Porém, ela destaca que onde a intervenção durou mais tempo houve um resultado mais favorável em relação ao vício alimentar. Observou-se que as atividades oferecidas nas escolas se mostraram positivas e abrem um novo caminho para a prevenção e o tratamento do excesso de peso em crianças.

Outro fator que também conta é a família. Um estudo internacional de 2017 identificou que crianças com sintomas mais elevados de dependência alimentar tinham pais com as mesmas características. Aquelas com vício tinham genitores que exerciam muita restrição alimentar ou pressionavam muito os filhos para comer. Por outro lado, eles tinham poucas práticas de monitoramento quanto ao que as crianças comiam.

A psicóloga Desirée Cassado, mestre em psicologia experimental e especialista em terapia comportamental, afirma que família e escola são “absolutamente essenciais” em qualquer mudança comportamental numa criança, especialmente em termos de alimentação. “É extremamente importante que família e escola sejam lugares onde a oferta de alimentos seja saudável (com poucos processados), onde as crianças são incentivadas a se movimentar, a comer com atenção plena na comida”, enumera.

Para que haja uma boa relação com a comida, a especialista indica ter uma rotina estruturada de sono, alimentação e atividade física e que a criança seja exposta a uma variedade rica de alimentos. “Não podemos esquecer de que ela precisa ter uma vida rica em experiência, em interações, para que possa desenvolver o repertório necessário para lidar com situações difíceis e emoções intensas”, completa.
Dependência alimentar e emoções

Para Desirée, não podemos dizer que há um vício alimentar exclusivamente desencadeado por fatores emocionais, pois o comer transtornado (compulsão ou anorexia, por exemplo) tem inúmeras variáveis. Porém, não se pode deixar de lado que essa necessidade vital de se alimentar também envolve um complexo circuito neurológico relacionado à sensação de bem-estar e alívio.

“O prazer que sentimos ao comer teve sua função selecionada pela evolução: só sobreviveram aqueles que sentiam prazer ao comer e que, por isso, buscavam alimento com afinco. Isso quer dizer que somos todos, de certa forma, descendentes de ‘viciados em comida'”, contextualiza a psicóloga.

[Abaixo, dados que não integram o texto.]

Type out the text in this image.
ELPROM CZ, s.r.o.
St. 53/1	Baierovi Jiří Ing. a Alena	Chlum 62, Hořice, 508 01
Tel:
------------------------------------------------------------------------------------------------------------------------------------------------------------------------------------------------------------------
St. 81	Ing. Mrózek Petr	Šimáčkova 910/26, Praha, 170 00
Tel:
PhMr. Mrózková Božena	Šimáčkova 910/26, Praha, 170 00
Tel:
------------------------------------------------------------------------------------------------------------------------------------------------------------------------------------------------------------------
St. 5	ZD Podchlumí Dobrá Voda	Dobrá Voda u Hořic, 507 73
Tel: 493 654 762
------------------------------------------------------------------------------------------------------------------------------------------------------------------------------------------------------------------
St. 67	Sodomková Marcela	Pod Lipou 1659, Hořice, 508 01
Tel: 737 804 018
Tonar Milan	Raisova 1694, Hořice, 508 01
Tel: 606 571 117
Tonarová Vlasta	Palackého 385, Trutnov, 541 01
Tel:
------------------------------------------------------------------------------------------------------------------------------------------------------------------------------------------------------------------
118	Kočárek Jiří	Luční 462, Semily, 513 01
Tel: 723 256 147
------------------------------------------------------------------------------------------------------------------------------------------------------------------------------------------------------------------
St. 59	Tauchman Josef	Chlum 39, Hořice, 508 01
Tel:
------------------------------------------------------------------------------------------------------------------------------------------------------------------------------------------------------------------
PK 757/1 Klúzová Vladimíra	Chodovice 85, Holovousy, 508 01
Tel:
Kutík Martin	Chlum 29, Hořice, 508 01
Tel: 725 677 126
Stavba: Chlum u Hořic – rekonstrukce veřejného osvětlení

E para desencadear algum transtorno alimentar, duas variáveis entram em ação: estar exposto à crescente oferta de alimentos processados e ultraprocessados e a vulnerabilidade psicológica.

“Alimentos processados são feitos com concentrações de gordura e carboidratos que não existem na natureza com um único objetivo: estimular nosso circuito neuronal relacionado ao prazer e alívio. Eles aumentam as chances de consumo e podemos não estar conscientes, mas muitas de nossas escolhas são feitas com o objetivo de obter alívio e prazer imediato”, explica Desirée.

Diante disso, uma história individual em que o prazer e satisfação proporcionados pela comida ganham papel central na regulação emocional é passível de um transtorno alimentar. “Quando isso acontece, alimentar-se passa a ter função de promover alívio em momentos de tensão, relaxamento em momentos de ansiedade, prazer em meio à tristeza e assim por diante.”

Por isso, as especialistas ouvidas pelo E+ reforçam a importância de uma atenção voltada mais para a relação entre comida e saúde. Somado a isso, é preciso haver uma mudança nos ambientes em que a criança vive, começando pela família. “Os pais não podem perder a liderança na escolha [alimentar] dos filhos e devem investir na educação alimentar”, resume Priscila.